An experiment was conducted in the Free Air Ozone and Carbon dioxide Enrichment (FAOCE) facility to study the impact of elevated O₃, CO₂ and their interaction on chickpea crop (cv. Pusa-5023) in terms of phenology, biophysical parameters, yield components, radiation interception and use efficiency. The crop was exposed to elevated O₃ (EO:60ppb), CO₂ (EC:550 ppm) and their combined interactive treatment (ECO: EC+EO) during the entire growing season. Results revealed that the crop's total growth period was shortened by 10, 14 and 17 days under elevated CO₂, elevated O₃ and the combined treatment, respectively. Compared to ambient condition, the leaf area index (LAI) under elevated CO₂ was higher by 4 to 28%, whilst it is reduced by 7.3 to 23.8% under elevated O₃. The yield based radiation use efficiency (RUE_y) was highest under elevated CO₂ (0.48 g MJ^-1), followed by combined (0.41 g MJ^-1), ambient (0.38 g MJ^-1) and elevated O₃ (0.32 g MJ^-1) treatments.
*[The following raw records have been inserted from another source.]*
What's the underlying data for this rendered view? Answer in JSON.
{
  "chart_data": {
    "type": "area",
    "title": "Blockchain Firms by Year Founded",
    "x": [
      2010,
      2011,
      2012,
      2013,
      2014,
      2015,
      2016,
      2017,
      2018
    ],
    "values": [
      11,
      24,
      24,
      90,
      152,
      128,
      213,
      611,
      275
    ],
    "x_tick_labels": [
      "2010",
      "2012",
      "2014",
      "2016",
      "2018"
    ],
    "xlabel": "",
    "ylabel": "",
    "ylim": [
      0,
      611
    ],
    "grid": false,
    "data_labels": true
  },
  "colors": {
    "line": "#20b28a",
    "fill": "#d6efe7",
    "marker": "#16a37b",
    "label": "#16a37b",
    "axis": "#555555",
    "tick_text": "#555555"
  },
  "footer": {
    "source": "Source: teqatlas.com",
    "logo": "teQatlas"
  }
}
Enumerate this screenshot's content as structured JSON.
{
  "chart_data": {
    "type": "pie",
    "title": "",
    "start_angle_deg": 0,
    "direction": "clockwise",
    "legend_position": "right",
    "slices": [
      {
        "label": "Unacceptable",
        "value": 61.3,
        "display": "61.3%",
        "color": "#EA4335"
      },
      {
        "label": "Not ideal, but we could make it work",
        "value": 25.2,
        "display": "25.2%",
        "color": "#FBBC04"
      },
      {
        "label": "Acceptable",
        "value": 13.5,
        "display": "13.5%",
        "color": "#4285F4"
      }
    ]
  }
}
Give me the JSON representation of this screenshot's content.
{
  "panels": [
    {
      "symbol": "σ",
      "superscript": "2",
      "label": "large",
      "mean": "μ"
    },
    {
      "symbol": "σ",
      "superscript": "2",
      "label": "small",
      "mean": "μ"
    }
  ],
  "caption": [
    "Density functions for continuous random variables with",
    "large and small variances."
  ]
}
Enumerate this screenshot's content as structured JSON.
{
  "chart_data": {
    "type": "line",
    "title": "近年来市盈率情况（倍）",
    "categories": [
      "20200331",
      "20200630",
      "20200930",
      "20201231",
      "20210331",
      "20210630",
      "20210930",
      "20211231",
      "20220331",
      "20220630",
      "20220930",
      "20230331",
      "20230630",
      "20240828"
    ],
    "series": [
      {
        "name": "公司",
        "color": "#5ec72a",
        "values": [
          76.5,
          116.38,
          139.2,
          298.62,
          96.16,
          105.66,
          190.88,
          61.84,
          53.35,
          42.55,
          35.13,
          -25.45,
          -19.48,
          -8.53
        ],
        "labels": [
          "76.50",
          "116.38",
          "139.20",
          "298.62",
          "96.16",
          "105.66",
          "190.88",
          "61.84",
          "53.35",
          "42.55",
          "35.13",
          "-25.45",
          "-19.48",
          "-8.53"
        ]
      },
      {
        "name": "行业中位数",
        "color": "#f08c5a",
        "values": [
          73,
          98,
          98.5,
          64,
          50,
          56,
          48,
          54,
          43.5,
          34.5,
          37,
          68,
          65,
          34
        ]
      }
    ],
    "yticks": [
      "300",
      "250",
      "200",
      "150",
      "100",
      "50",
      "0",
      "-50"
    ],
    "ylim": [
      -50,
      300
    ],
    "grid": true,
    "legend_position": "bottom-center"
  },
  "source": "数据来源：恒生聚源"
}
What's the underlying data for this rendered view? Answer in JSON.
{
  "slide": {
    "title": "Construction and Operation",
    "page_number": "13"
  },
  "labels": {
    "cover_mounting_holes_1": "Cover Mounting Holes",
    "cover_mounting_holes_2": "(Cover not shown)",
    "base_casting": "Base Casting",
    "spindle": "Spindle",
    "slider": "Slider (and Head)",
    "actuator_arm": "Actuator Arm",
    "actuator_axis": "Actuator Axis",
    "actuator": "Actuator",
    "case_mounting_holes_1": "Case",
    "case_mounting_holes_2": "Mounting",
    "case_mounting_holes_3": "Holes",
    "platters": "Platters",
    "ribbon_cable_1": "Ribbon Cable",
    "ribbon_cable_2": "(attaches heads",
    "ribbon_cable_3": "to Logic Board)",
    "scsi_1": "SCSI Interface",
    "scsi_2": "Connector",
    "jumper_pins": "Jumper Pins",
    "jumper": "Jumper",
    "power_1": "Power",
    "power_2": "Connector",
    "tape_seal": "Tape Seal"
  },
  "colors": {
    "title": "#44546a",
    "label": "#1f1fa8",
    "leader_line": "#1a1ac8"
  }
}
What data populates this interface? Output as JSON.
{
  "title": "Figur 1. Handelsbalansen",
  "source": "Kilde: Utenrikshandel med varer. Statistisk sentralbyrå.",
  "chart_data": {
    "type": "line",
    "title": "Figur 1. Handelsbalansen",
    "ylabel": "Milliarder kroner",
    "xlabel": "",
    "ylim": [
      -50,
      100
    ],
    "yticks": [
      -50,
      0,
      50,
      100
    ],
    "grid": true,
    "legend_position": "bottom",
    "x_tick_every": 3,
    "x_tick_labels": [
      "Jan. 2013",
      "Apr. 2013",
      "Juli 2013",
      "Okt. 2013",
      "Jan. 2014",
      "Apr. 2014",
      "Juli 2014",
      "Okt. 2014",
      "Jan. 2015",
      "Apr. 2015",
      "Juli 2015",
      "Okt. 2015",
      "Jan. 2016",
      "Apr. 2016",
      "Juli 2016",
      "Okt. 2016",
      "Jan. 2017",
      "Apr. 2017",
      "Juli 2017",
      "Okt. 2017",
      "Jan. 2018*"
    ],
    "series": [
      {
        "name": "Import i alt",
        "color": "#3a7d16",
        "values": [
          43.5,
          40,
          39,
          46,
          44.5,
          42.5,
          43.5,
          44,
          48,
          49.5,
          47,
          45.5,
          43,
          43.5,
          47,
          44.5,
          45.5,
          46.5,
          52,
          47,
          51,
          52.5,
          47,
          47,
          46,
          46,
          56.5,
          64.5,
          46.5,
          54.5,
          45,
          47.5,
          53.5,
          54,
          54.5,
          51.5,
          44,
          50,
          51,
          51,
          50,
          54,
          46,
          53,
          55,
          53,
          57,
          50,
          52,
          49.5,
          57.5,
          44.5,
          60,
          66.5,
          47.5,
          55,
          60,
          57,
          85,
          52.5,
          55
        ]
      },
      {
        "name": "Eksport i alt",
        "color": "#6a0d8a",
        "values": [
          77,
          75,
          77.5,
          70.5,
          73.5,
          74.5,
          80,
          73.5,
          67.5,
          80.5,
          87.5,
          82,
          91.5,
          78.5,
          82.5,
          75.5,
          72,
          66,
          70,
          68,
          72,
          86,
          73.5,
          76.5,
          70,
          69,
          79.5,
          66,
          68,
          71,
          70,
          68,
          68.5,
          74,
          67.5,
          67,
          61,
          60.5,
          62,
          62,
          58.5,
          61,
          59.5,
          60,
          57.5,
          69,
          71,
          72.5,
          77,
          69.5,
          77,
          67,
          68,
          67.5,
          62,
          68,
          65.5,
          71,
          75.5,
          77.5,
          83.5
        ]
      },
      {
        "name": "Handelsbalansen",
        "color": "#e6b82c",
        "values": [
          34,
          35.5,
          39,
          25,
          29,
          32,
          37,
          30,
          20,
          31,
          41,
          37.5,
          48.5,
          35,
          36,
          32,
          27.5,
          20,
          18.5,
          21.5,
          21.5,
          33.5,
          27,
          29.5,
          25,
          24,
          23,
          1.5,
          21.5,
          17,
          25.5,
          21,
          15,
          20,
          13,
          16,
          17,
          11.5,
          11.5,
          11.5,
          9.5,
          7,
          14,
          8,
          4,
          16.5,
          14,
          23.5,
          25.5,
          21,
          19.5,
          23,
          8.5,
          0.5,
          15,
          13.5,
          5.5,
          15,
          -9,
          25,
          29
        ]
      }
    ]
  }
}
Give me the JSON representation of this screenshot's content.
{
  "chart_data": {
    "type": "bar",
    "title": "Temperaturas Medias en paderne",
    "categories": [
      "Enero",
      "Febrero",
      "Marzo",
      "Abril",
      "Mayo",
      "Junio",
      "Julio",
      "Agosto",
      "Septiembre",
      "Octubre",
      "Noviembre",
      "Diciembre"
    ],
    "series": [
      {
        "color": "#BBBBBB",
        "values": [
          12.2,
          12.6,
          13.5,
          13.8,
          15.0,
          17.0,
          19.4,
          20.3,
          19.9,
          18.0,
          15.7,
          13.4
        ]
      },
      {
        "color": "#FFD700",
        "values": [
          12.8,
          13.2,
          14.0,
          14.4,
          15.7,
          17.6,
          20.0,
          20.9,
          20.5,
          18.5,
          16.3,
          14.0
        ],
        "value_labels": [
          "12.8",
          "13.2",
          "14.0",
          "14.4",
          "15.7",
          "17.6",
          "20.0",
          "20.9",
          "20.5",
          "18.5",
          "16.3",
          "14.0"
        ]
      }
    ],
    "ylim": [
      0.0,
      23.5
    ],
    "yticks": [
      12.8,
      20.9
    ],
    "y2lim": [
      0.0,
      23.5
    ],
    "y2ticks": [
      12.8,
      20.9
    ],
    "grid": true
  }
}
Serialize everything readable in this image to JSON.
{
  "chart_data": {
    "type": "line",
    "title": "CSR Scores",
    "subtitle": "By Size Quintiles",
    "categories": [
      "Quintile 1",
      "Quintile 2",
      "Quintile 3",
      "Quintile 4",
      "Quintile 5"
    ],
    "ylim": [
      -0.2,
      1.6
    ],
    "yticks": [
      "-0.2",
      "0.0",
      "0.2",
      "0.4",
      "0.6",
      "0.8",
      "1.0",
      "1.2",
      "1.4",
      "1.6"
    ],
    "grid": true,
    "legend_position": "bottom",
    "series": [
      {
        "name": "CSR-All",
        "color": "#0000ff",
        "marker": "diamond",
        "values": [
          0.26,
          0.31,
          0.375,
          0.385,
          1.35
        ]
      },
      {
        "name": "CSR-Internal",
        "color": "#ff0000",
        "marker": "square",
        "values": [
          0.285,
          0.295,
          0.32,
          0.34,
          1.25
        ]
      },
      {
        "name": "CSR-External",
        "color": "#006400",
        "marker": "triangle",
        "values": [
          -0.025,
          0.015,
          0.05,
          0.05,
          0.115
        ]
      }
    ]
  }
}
Elevated O₃ decreased RUE_y by 15.78% over ambient, and the interaction results in a 7.8% higher RUE_y. The yield was 31.7% more under elevated CO₂ and 21.9% lower in elevated O₃ treatment as compared to the ambient. The combined interactive treatment recorded a higher yield as compared to ambient by 9.7%. Harvest index (HI) was lowest under elevated O₃ (36.10%), followed by ambient (39.18%), combined (40.81%), and highest was under elevated CO₂ (44.18%). Chickpea showed a positive response to elevated CO₂ resulting a 5% increase in HI as compared to ambient condition. Our findings quantified the positive and negative impacts of elevated O₃, CO₂ and their interaction on chickpea and revealed that the negative impacts of elevated O₃ can be compensated by elevated CO₂ in chickpea. This work promotes the understanding of crop behaviour under elevated O₃, CO₂ and their interaction, which can be used as valuable inputs for radiation-based crop simulation models to simulate climate change impact on chickpea crop.